What do I understand? That the rocks are sedimentary, which is obvious from the layering of patterns (maybe) and I’m told they’re chert, black mudstone and slate. And that’s about where it ends for me. Once I encounter something like this – Differential shear stresses acting along or adjacent to a non-planar fault surface or shear zone may cause uneven acceleration during slip – my mind wants to doze off. Looking up each word and mastering its technicalities is life work I fear.
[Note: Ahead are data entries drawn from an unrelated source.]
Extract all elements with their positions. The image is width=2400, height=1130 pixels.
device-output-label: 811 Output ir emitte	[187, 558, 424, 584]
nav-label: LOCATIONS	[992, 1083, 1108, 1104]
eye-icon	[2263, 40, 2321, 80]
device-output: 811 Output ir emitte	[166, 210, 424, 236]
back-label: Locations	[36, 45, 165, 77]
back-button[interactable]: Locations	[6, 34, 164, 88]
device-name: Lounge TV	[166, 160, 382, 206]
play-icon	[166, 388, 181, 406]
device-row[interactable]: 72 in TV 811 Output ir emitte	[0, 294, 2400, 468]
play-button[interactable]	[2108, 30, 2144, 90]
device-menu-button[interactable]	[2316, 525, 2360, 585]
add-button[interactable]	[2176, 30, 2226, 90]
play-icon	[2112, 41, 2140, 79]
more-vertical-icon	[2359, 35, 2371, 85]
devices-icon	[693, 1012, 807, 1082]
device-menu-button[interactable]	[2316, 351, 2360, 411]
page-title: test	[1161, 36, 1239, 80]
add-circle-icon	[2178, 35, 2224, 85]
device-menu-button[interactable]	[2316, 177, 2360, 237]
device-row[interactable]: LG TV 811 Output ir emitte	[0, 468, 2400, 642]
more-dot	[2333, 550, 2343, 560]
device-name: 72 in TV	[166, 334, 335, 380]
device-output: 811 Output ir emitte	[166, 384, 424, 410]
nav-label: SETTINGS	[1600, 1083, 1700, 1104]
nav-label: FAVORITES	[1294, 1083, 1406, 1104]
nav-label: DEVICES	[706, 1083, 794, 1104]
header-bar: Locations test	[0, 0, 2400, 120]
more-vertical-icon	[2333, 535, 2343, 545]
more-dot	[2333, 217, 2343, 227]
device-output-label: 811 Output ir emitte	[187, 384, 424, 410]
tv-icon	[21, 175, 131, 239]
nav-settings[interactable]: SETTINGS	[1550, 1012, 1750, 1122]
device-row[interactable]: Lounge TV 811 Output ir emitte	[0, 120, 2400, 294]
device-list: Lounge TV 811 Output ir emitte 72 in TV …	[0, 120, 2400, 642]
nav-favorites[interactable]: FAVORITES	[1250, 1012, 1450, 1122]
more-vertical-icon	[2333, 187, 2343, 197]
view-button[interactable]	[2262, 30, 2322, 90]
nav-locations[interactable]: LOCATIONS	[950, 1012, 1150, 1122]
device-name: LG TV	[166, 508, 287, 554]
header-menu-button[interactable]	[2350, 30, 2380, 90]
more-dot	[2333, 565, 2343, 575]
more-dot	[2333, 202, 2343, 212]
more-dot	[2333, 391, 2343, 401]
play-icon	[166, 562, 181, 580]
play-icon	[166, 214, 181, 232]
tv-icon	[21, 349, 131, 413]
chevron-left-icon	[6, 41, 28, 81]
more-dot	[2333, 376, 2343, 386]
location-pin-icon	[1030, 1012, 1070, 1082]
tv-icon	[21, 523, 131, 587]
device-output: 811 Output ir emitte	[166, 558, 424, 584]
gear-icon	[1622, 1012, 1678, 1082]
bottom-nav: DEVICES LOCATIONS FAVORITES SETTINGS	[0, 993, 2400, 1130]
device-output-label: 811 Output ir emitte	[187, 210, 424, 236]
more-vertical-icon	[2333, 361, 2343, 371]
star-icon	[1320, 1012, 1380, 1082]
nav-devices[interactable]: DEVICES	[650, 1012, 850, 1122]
Then I stumble across an accessible definition: a kink is a tight curl, twist, or bend in a rock band. “Continued kink band growth can produce chevron folds.” That sentence is like meeting an old friend: I can recognise a chevron! Now all I need to do is to apply these definitions to the actual rock face – which means a return to Mystery Bay with J who has a better grip on such things than I do.
After this feeble excursion into geology I return to the more familiar aesthetics of the rock face, the rock pool, lichen and the leftovers from the tide.









It’s time to leave the kink zone and walk along to the sand and low rocks of the south end. As the sun warms me, I relax into another beautiful day, leaving the worries associated with ignorance behind me.